Hold the phone on ABNs and ignore the NEMB altogether. One of the biggest gray areas regarding the new expedited review notices is how they'll coordinate with ABNs - but don't expect guidance on that quandary any time soon. HHAs Blast Lack of Education Heads up: HHAs don't have to worry about the aborted Notice of Exclusions from Medicare Benefits (NEMB-HHA). Even though the NEMB is listed on the CMS Web page for beneficiary notices, it is not in effect, CMS officials stressed in the forum.
The Centers for Medicare & Medicaid Services does give some clues on the differences between the new notices and the home health advance beneficiary notice in a new 45 Question and Answer set. "Expedited determination notices are given to alert beneficiaries, prior to discharge, of their right to obtain an independent, immediate review [of] the upcoming end of Medicare covered care from the HHA," CMS explains in Q&A 42.

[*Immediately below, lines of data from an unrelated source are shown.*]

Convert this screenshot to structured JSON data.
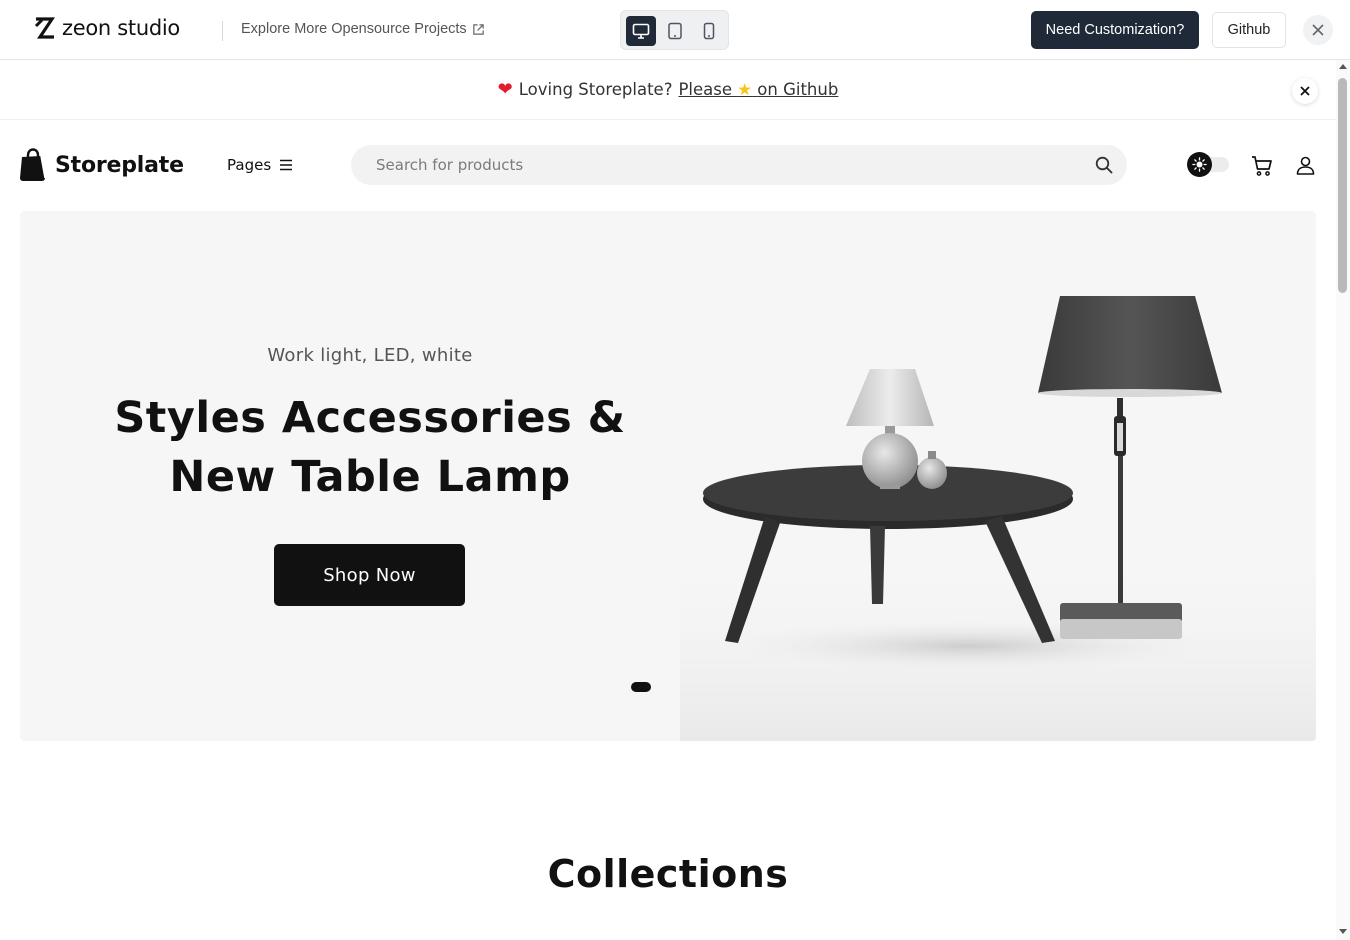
{
  "topbar": {
    "brand": "zeon studio",
    "explore_link": "Explore More Opensource Projects",
    "devices": [
      "desktop-icon",
      "tablet-icon",
      "mobile-icon"
    ],
    "active_device": "desktop",
    "customize_button": "Need Customization?",
    "github_button": "Github"
  },
  "announcement": {
    "prefix": "Loving Storeplate?",
    "link_part1": "Please",
    "link_part2": "on Github",
    "icons": [
      "heart-icon",
      "star-icon"
    ]
  },
  "header": {
    "brand": "Storeplate",
    "pages_label": "Pages",
    "search_placeholder": "Search for products"
  },
  "hero": {
    "subtitle": "Work light, LED, white",
    "title": "Styles Accessories & New Table Lamp",
    "cta": "Shop Now",
    "slides_total": 1,
    "active_slide": 1
  },
  "collections": {
    "title": "Collections"
  },
  "colors": {
    "primary_dark": "#111111",
    "toolbar_dark": "#1f2937",
    "hero_bg": "#f6f6f6",
    "heart": "#e11d2b",
    "star": "#f5c518"
  }
}
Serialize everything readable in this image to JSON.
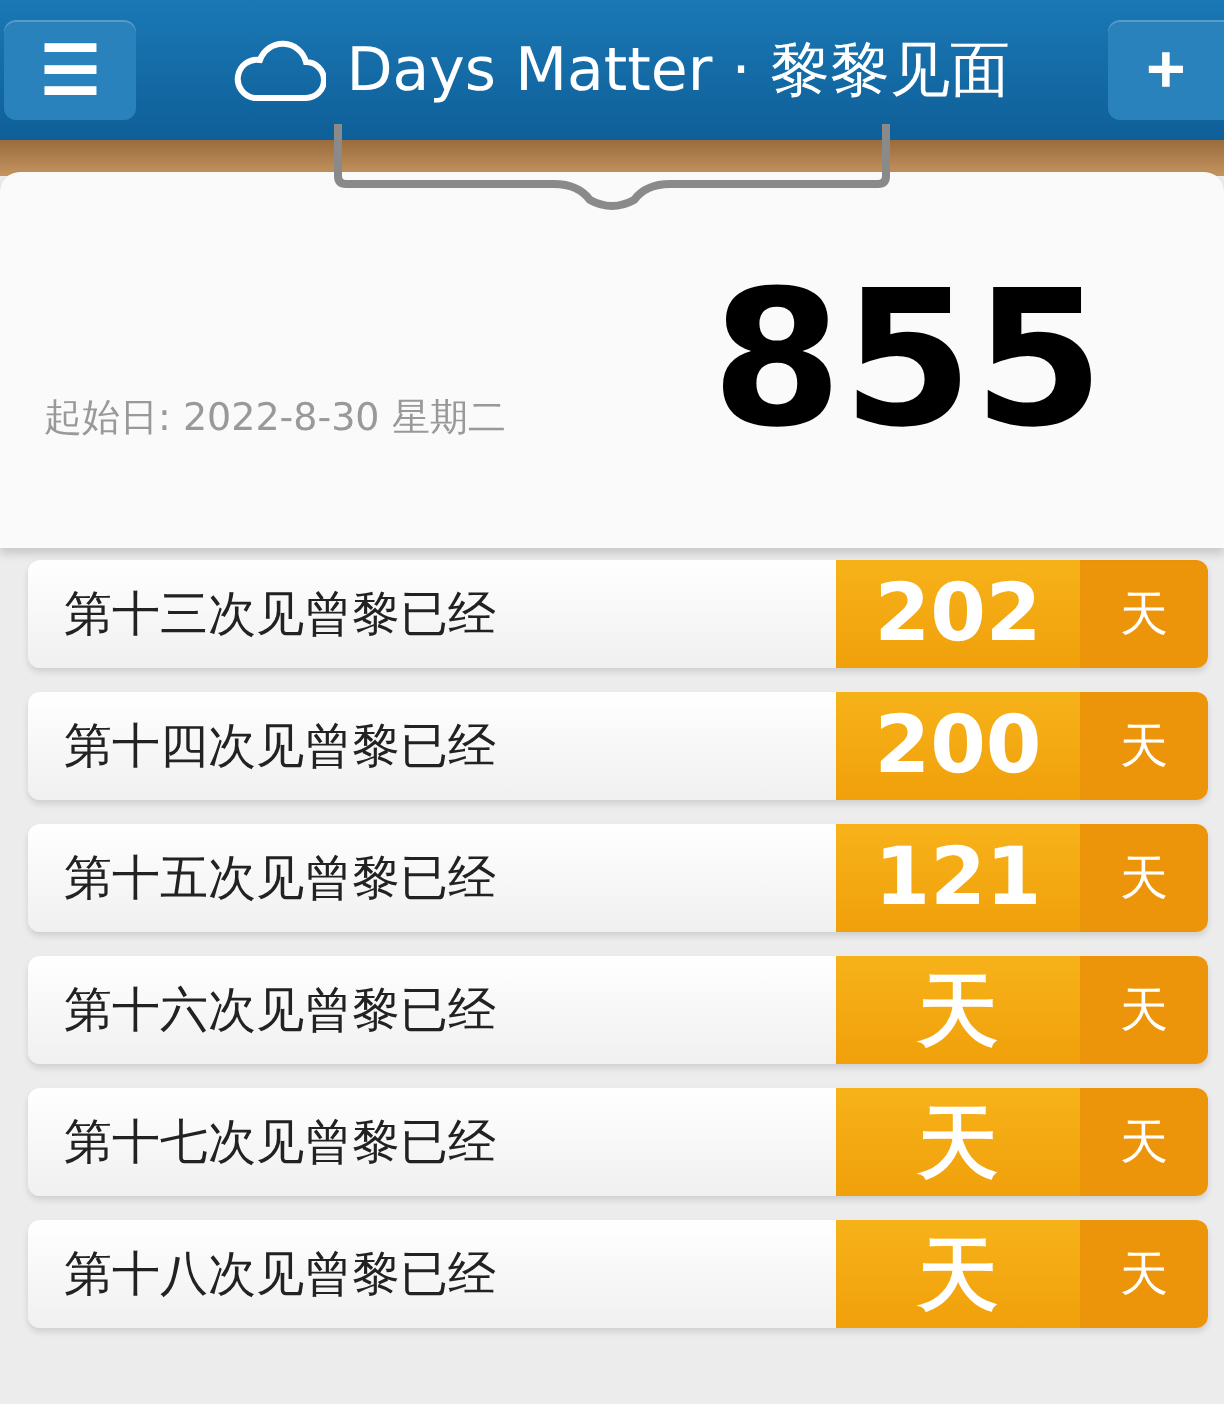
{
  "header": {
    "menu_icon": "☰",
    "title": "Days Matter · 黎黎见面",
    "add_icon": "+"
  },
  "summary": {
    "start_date": "起始日: 2022-8-30 星期二",
    "days": "855"
  },
  "events": [
    {
      "label": "第十三次见曾黎已经",
      "count": "202",
      "unit": "天"
    },
    {
      "label": "第十四次见曾黎已经",
      "count": "200",
      "unit": "天"
    },
    {
      "label": "第十五次见曾黎已经",
      "count": "121",
      "unit": "天"
    },
    {
      "label": "第十六次见曾黎已经",
      "count": "天",
      "unit": "天"
    },
    {
      "label": "第十七次见曾黎已经",
      "count": "天",
      "unit": "天"
    },
    {
      "label": "第十八次见曾黎已经",
      "count": "天",
      "unit": "天"
    }
  ]
}
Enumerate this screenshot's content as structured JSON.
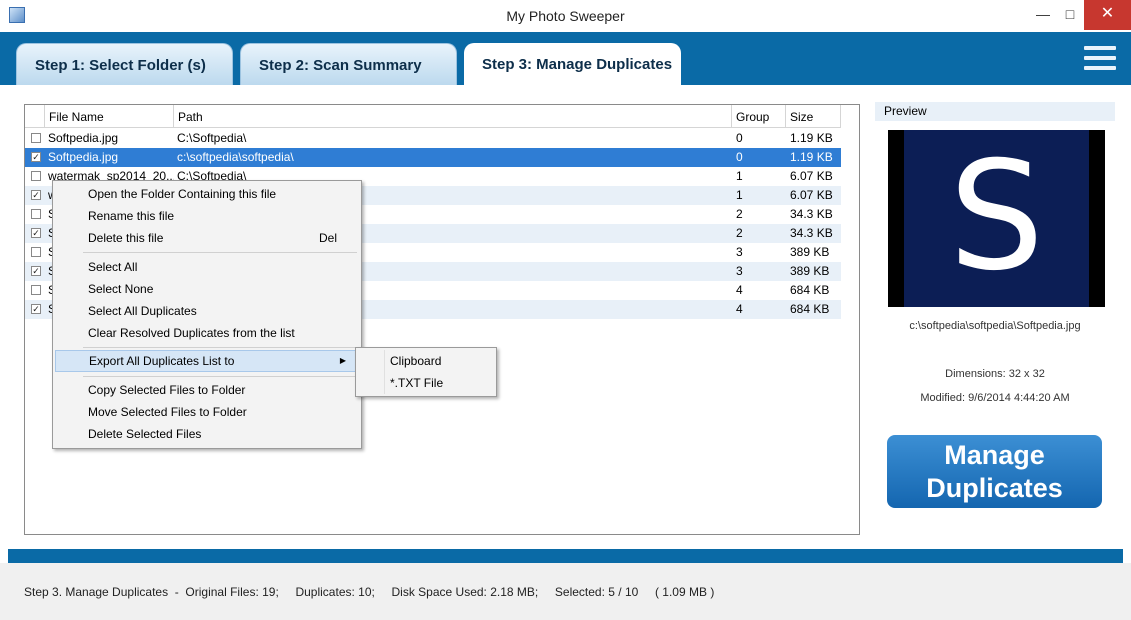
{
  "window": {
    "title": "My Photo Sweeper",
    "close_glyph": "✕",
    "minimize_glyph": "—",
    "maximize_glyph": "□"
  },
  "tabs": [
    {
      "label": "Step 1: Select Folder (s)"
    },
    {
      "label": "Step 2: Scan Summary"
    },
    {
      "label": "Step 3: Manage Duplicates"
    }
  ],
  "grid": {
    "columns": [
      "File Name",
      "Path",
      "Group",
      "Size"
    ],
    "rows": [
      {
        "checked": false,
        "name": "Softpedia.jpg",
        "path": "C:\\Softpedia\\",
        "group": "0",
        "size": "1.19 KB"
      },
      {
        "checked": true,
        "name": "Softpedia.jpg",
        "path": "c:\\softpedia\\softpedia\\",
        "group": "0",
        "size": "1.19 KB"
      },
      {
        "checked": false,
        "name": "watermak_sp2014_20...",
        "path": "C:\\Softpedia\\",
        "group": "1",
        "size": "6.07 KB"
      },
      {
        "checked": true,
        "name": "w",
        "path": "",
        "group": "1",
        "size": "6.07 KB"
      },
      {
        "checked": false,
        "name": "S",
        "path": "",
        "group": "2",
        "size": "34.3 KB"
      },
      {
        "checked": true,
        "name": "S",
        "path": "",
        "group": "2",
        "size": "34.3 KB"
      },
      {
        "checked": false,
        "name": "S",
        "path": "",
        "group": "3",
        "size": "389 KB"
      },
      {
        "checked": true,
        "name": "S",
        "path": "",
        "group": "3",
        "size": "389 KB"
      },
      {
        "checked": false,
        "name": "S",
        "path": "",
        "group": "4",
        "size": "684 KB"
      },
      {
        "checked": true,
        "name": "S",
        "path": "",
        "group": "4",
        "size": "684 KB"
      }
    ]
  },
  "context_menu": {
    "open_folder": "Open the Folder Containing this file",
    "rename": "Rename this file",
    "delete": "Delete this file",
    "delete_shortcut": "Del",
    "select_all": "Select All",
    "select_none": "Select None",
    "select_all_duplicates": "Select All Duplicates",
    "clear_resolved": "Clear Resolved Duplicates from the list",
    "export": "Export All Duplicates List to",
    "copy_selected": "Copy Selected Files to Folder",
    "move_selected": "Move Selected Files to Folder",
    "delete_selected": "Delete Selected Files"
  },
  "submenu": {
    "clipboard": "Clipboard",
    "txt_file": "*.TXT File"
  },
  "preview": {
    "label": "Preview",
    "image_letter": "S",
    "path": "c:\\softpedia\\softpedia\\Softpedia.jpg",
    "dimensions": "Dimensions: 32 x 32",
    "modified": "Modified: 9/6/2014 4:44:20 AM"
  },
  "manage_button": {
    "line1": "Manage",
    "line2": "Duplicates"
  },
  "status": {
    "text": "Step 3. Manage Duplicates  -  Original Files: 19;     Duplicates: 10;     Disk Space Used: 2.18 MB;     Selected: 5 / 10     ( 1.09 MB )"
  }
}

"The HHABN is given before the delivery of potentially non-covered care, so that the beneficiary can make an informed choice as to whether or not to assume the responsibility for payment," CMS continues. "The HHABN informs beneficiaries that they may be required to pay for care the HHA believes Medicare will not cover. The HHABN will no longer be used to notify beneficiaries of the end of Medicare-covered care rather, the HHA should use expedited determination notices for that purpose."
But during the June 20 special Open Door Forum, CMS officials warned home health agencies not to adopt these new ABN guidelines and the recently proposed forms yet (see Eli's HCW, Vol. XIV, No. 18).
CMS offered contradictory advice in the forum. On one hand, officials said expedited review notices replace ABNs when a beneficiary's Medicare-covered services end. On the other hand, they said agencies should not change anything they're currently doing regarding ABNs, pending finalization of the new forms and rules.
"This just isn't ready for implementation," charges Burtonsville, MD-based attorney Elizabeth Hogue. "There are too many unanswered questions."
The relationship between the new expedited review notices and the HHABN is one of the "most problematic" issues regarding the new requirements, Tony Culotta, director of CMS' Medicare Enrollment and Appeals, admitted in the forum. CMS wants to iron out some problems before it finalizes the new ABNs, so it won't make the July 1 start date.
With the revised ABN coming online, the NEMB likely will never see the light of day (see Eli's HCW, Vol. XIV, No. 19). It's "a dinosaur," Culotta noted.
Multiple callers said they thought the NEMB and ABN were going into effect along with the new expedited review notices. One administrator of a San Diego-area agency tells Eli she also was under this impression. "How are we supposed to know?" she asks.
HHAs are disappointed with the lack of education CMS, the intermediaries and many Quality Improvement Organizations have offered on the new notices, numerous agencies tell Eli. In many states, QIOs hadn't contacted providers at all by press time.